U.S. Patent No. 4,847,934 issued on Jul. 18, 1989, to Robert Weber describes a method of manufacturing polyethylene resin containing 33° carbon black particles overshoes designed for hospitals or microbiology labs to prevent discharge of static electricity. The overshoes are made from three flat elastic strips reinforced with elastic strips for the opening and the joint between two strips. The overshoes are distinguishable for their required construction from polyethylene resin strips.
U.S. Patent No. 6,023,856 issued on Feb. 15, 2000, to Kevin K. Brunson et al. describes a disposable shoe or boot cover having a sole comprising a quadrilateral sheet of three or four panels of canvas, polyethylene-backed nonwoven fabric, polytecto-fluoralethylene, polypropylene, and fiberglass composites fabricated by heat welding to form covers for hospital personnel to eliminate sparking. The shoe or boot cover (up to knee high) are distinguishable for their required construction involving heat welding.

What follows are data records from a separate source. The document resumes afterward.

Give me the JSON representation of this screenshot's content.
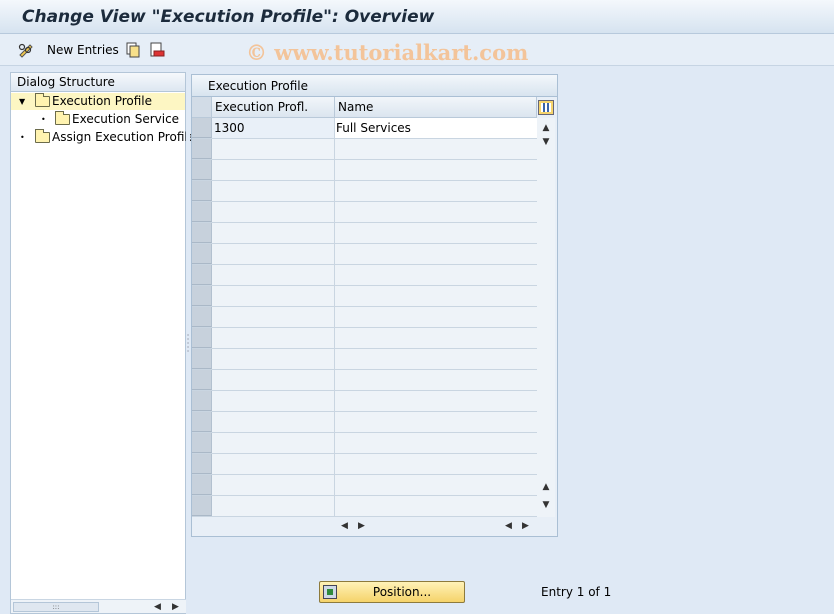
{
  "window": {
    "title": "Change View \"Execution Profile\": Overview"
  },
  "toolbar": {
    "new_entries_label": "New Entries",
    "watermark": "© www.tutorialkart.com",
    "icons": [
      "glasses-pencil-icon",
      "copy-icon",
      "delete-icon"
    ]
  },
  "dialog_structure": {
    "header": "Dialog Structure",
    "items": [
      {
        "label": "Execution Profile",
        "level": 0,
        "expanded": true,
        "selected": true
      },
      {
        "label": "Execution Service",
        "level": 1,
        "expanded": false,
        "selected": false
      },
      {
        "label": "Assign Execution Profile",
        "level": 0,
        "expanded": false,
        "selected": false
      }
    ]
  },
  "table": {
    "caption": "Execution Profile",
    "columns": [
      "Execution Profl.",
      "Name"
    ],
    "rows": [
      {
        "profile": "1300",
        "name": "Full Services"
      }
    ]
  },
  "footer": {
    "position_button_label": "Position...",
    "entry_info": "Entry 1 of 1"
  },
  "colors": {
    "background": "#dfe9f5",
    "selected_tree_item": "#fdf6c3",
    "button_yellow": "#f5d36a"
  }
}
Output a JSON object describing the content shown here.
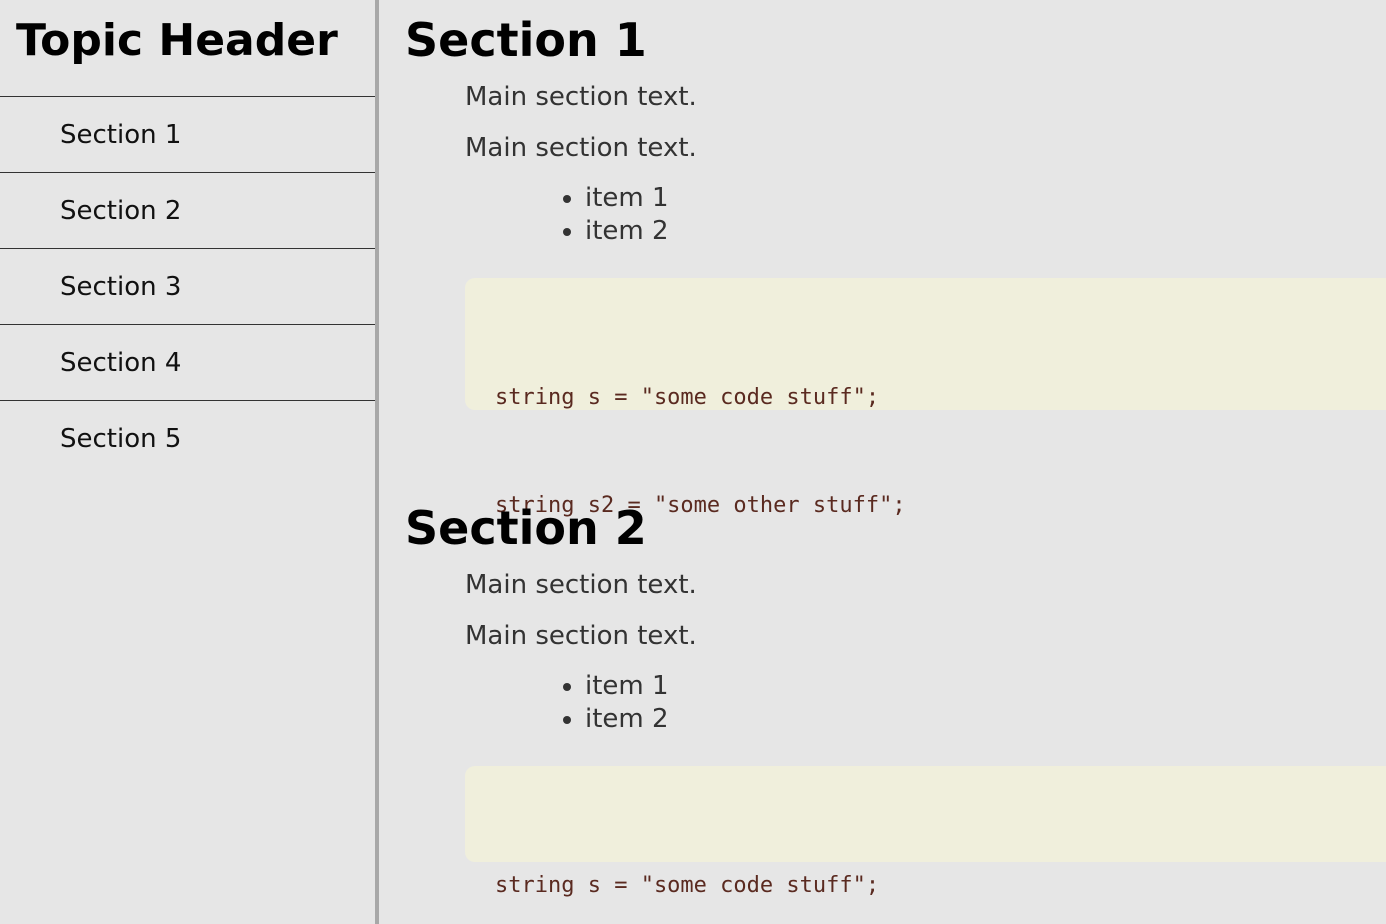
{
  "sidebar": {
    "title": "Topic Header",
    "items": [
      {
        "label": "Section 1"
      },
      {
        "label": "Section 2"
      },
      {
        "label": "Section 3"
      },
      {
        "label": "Section 4"
      },
      {
        "label": "Section 5"
      }
    ]
  },
  "main": {
    "sections": [
      {
        "title": "Section 1",
        "paragraphs": [
          "Main section text.",
          "Main section text."
        ],
        "list": [
          "item 1",
          "item 2"
        ],
        "code": [
          "string s = \"some code stuff\";",
          "string s2 = \"some other stuff\";"
        ]
      },
      {
        "title": "Section 2",
        "paragraphs": [
          "Main section text.",
          "Main section text."
        ],
        "list": [
          "item 1",
          "item 2"
        ],
        "code": [
          "string s = \"some code stuff\";"
        ]
      }
    ]
  },
  "colors": {
    "background": "#e6e6e6",
    "code_background": "#f0efdc",
    "code_text": "#5a2a20",
    "sidebar_border": "#a8a8a8"
  }
}
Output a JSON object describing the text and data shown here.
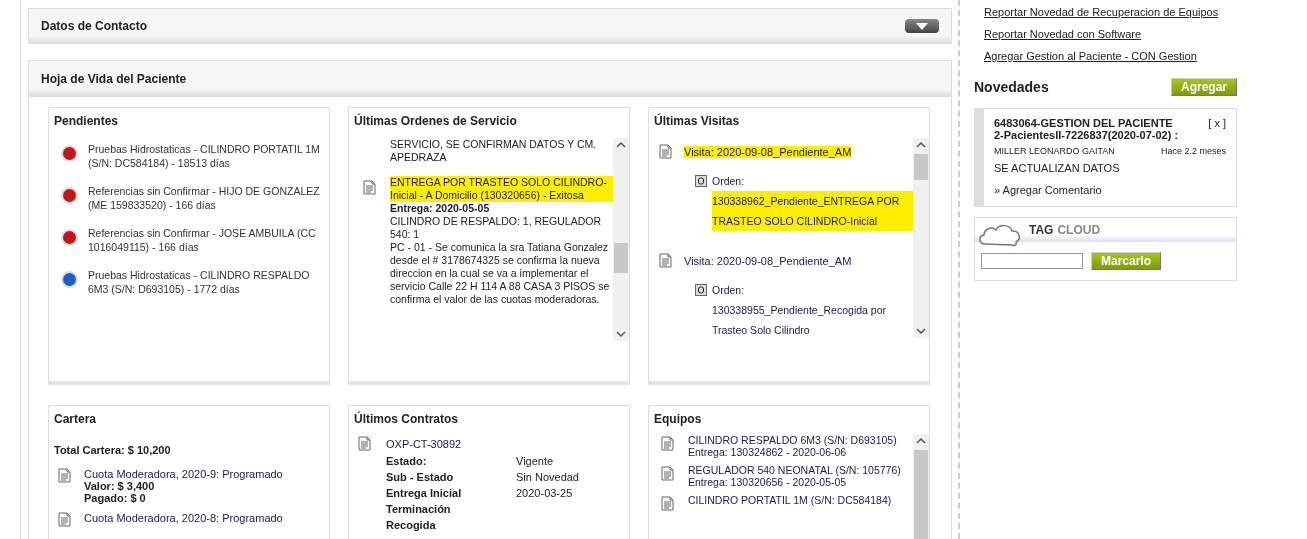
{
  "contact_section": {
    "title": "Datos de Contacto"
  },
  "patient_section": {
    "title": "Hoja de Vida del Paciente",
    "pending": {
      "title": "Pendientes",
      "items": [
        {
          "text": "Pruebas Hidrostaticas - CILINDRO PORTATIL 1M (S/N: DC584184) - 18513 días",
          "color": "#c0161c"
        },
        {
          "text": "Referencias sin Confirmar - HIJO DE GONZALEZ (ME 159833520) - 166 días",
          "color": "#c0161c"
        },
        {
          "text": "Referencias sin Confirmar - JOSE AMBUILA (CC 1016049115) - 166 días",
          "color": "#c0161c"
        },
        {
          "text": "Pruebas Hidrostaticas - CILINDRO RESPALDO 6M3 (S/N: D693105) - 1772 días",
          "color": "#1c5fc4"
        }
      ]
    },
    "orders": {
      "title": "Últimas Ordenes de Servicio",
      "items": [
        {
          "kind": "continued",
          "lines": [
            "SERVICIO, SE CONFIRMAN DATOS Y CM. APEDRAZA"
          ]
        },
        {
          "kind": "order",
          "title": "ENTREGA POR TRASTEO SOLO CILINDRO-Inicial - A Domicilio (130320656) - Exitosa",
          "highlighted": true,
          "delivery": "Entrega: 2020-05-05",
          "lines": [
            "CILINDRO DE RESPALDO: 1, REGULADOR 540: 1",
            "PC - 01 - Se comunica la sra Tatiana Gonzalez desde el # 3178674325 se confirma la nueva direccion en la cual se va a implementar el servicio Calle 22 H 114 A 88 CASA 3 PISOS se confirma el valor de las cuotas moderadoras."
          ]
        }
      ]
    },
    "visits": {
      "title": "Últimas Visitas",
      "items": [
        {
          "title": "Visita: 2020-09-08_Pendiente_AM",
          "highlighted": true,
          "order_label": "Orden:",
          "order": "130338962_Pendiente_ENTREGA POR TRASTEO SOLO CILINDRO-Inicial",
          "order_highlighted": true
        },
        {
          "title": "Visita: 2020-09-08_Pendiente_AM",
          "highlighted": false,
          "order_label": "Orden:",
          "order": "130338955_Pendiente_Recogida por Trasteo Solo Cilindro",
          "order_highlighted": false
        }
      ]
    },
    "portfolio": {
      "title": "Cartera",
      "total": "Total Cartera: $ 10,200",
      "items": [
        {
          "title": "Cuota Moderadora, 2020-9: Programado",
          "value": "Valor: $ 3,400",
          "paid": "Pagado: $ 0"
        },
        {
          "title": "Cuota Moderadora, 2020-8: Programado"
        }
      ]
    },
    "contracts": {
      "title": "Últimos Contratos",
      "code": "OXP-CT-30892",
      "fields": [
        {
          "label": "Estado:",
          "value": "Vigente"
        },
        {
          "label": "Sub - Estado",
          "value": "Sin Novedad"
        },
        {
          "label": "Entrega Inicial",
          "value": "2020-03-25"
        },
        {
          "label": "Terminación"
        },
        {
          "label": "Recogida"
        }
      ]
    },
    "equipment": {
      "title": "Equipos",
      "items": [
        {
          "name": "CILINDRO RESPALDO 6M3 (S/N: D693105)",
          "delivery": "Entrega: 130324862 - 2020-06-06"
        },
        {
          "name": "REGULADOR 540 NEONATAL (S/N: 105776)",
          "delivery": "Entrega: 130320656 - 2020-05-05"
        },
        {
          "name": "CILINDRO PORTATIL 1M (S/N: DC584184)"
        }
      ]
    }
  },
  "links": [
    "Reportar Novedad de Recuperacion de Equipos",
    "Reportar Novedad con Software",
    "Agregar Gestion al Paciente - CON Gestion"
  ],
  "news": {
    "title": "Novedades",
    "add_button": "Agregar",
    "items": [
      {
        "title": "6483064-GESTION DEL PACIENTE 2-PacientesII-7226837(2020-07-02) :",
        "close": "[ x ]",
        "author": "MILLER LEONARDO GAITAN",
        "time": "Hace 2.2 meses",
        "body": "SE ACTUALIZAN DATOS",
        "comment_link": "» Agregar Comentario"
      }
    ]
  },
  "tag_cloud": {
    "title_main": "TAG",
    "title_sub": "CLOUD",
    "button": "Marcarlo"
  }
}
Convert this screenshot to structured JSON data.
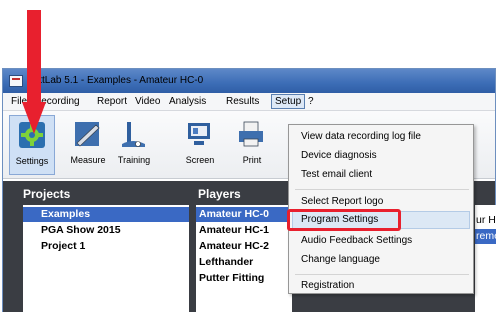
{
  "window": {
    "title": "PuttLab 5.1 - Examples - Amateur HC-0"
  },
  "menubar": {
    "items": [
      "File",
      "Recording",
      "Report",
      "Video",
      "Analysis",
      "Results",
      "Setup",
      "?"
    ]
  },
  "toolbar": {
    "buttons": [
      {
        "label": "Settings",
        "icon": "gear-icon"
      },
      {
        "label": "Measure",
        "icon": "measure-icon"
      },
      {
        "label": "Training",
        "icon": "training-icon"
      },
      {
        "label": "Screen",
        "icon": "screen-icon"
      },
      {
        "label": "Print",
        "icon": "print-icon"
      }
    ]
  },
  "projects": {
    "heading": "Projects",
    "items": [
      "Examples",
      "PGA Show 2015",
      "Project 1"
    ]
  },
  "players": {
    "heading": "Players",
    "items": [
      "Amateur HC-0",
      "Amateur HC-1",
      "Amateur HC-2",
      "Lefthander",
      "Putter Fitting"
    ]
  },
  "right_panel": {
    "line1": "ur HC",
    "line2": "reme"
  },
  "setup_menu": {
    "items": [
      "View data recording log file",
      "Device diagnosis",
      "Test email client",
      "Select Report logo",
      "Program Settings",
      "Audio Feedback Settings",
      "Change language",
      "Registration"
    ]
  },
  "colors": {
    "annotation_red": "#e8202e",
    "selection_blue": "#3a69c4",
    "panel_dark": "#3a3d43"
  }
}
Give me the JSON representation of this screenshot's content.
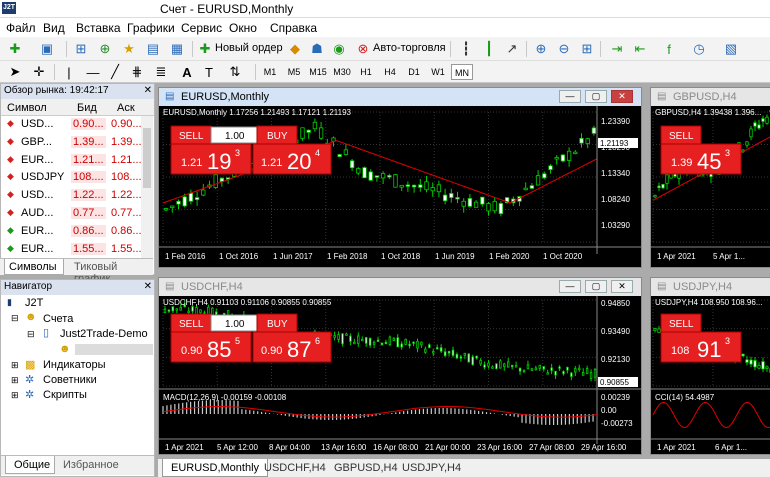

U.S. Patent No. 5,996,258 issued on Dec. 7, 1999, to Randy L. Simmons describes a flexible protective shoe cover comprising three distinct regions consisting of an upper member extending over the front top shoe portion, an intermediate stretchable portion forming a heel strap, and a lower sole portion extending from the front to the intermediate portion. The expandable strap and front top shoe portion are made from spandex. The lower sole portion is rubber. The shoe cover is distinguishable for its heel strap structure.
U.K. Patent Application No. GB 2 063 054 A published on Jun. 3, 1981, for Lucien Nininger describes a non-slip profiled sole for shoes comprising a molded elastomeric containing steel wool. The material is distinguishable for its limitation to a shoe sole.
German Patent Application No. DE 41 33 265 A1 published on Apr. 15, 1993, describes a protective overshoe for a climbing boot comprising elastic profiled rubber with grips at the front, sides and rear regions. The overshoe is distinguishable for its limitation to the grips required.
None of the above inventions and patents, taken either singly or in combination, is seen to describe the instant invention as claimed.
SUMMARY OF THE INVENTION
The present invention is a shoe/boot covering adapted to slip over a workman's shoes/boots to protect floors and carpets from dirt and deleterious materials carried in on the shoes/boots. There is a need for a shoe/boot cover which can be easily put on and worn when entering a clean floor, and just as easily removed after use. The non-skid material of the sole allows climbing up and down carpeted stairs, ladders, et cetera. The “Boot Cover” comes in a variety of sizes with an elasticized seam around the opening to secure a tight fit. This show/boot cover is made of sturdy and durable materials that can be cleaned and reused over and over again. Canvas, nylon, denim, cotton and the like shoe/boot body materials are based on a non-skid sole material of neoprene, rubber and the like materials attached by adhesive and/or stitching.
Accordingly, it is a principal object of the invention to provide a shoe/boot cover.
It is another object of the invention to provide a shoe/boot cover made of canvas, nylon, denim, cotton, and the like materials.
It is a further object of the invention to provide a shoe/boot cover having an opening with an elasticized seam.
Still another object of the invention is to provide a shoe/boot cover having a neoprene or rubber sole attached to the cover body by adhesive and/or stitching.
It is an object of the invention to provide improved elements and arrangements thereof in an apparatus for the purposes described which is inexpensive, dependable and fully effective in accomplishing its intended purposes.
These and other objects of the present invention will become readily apparent upon further review of the following specification and drawings.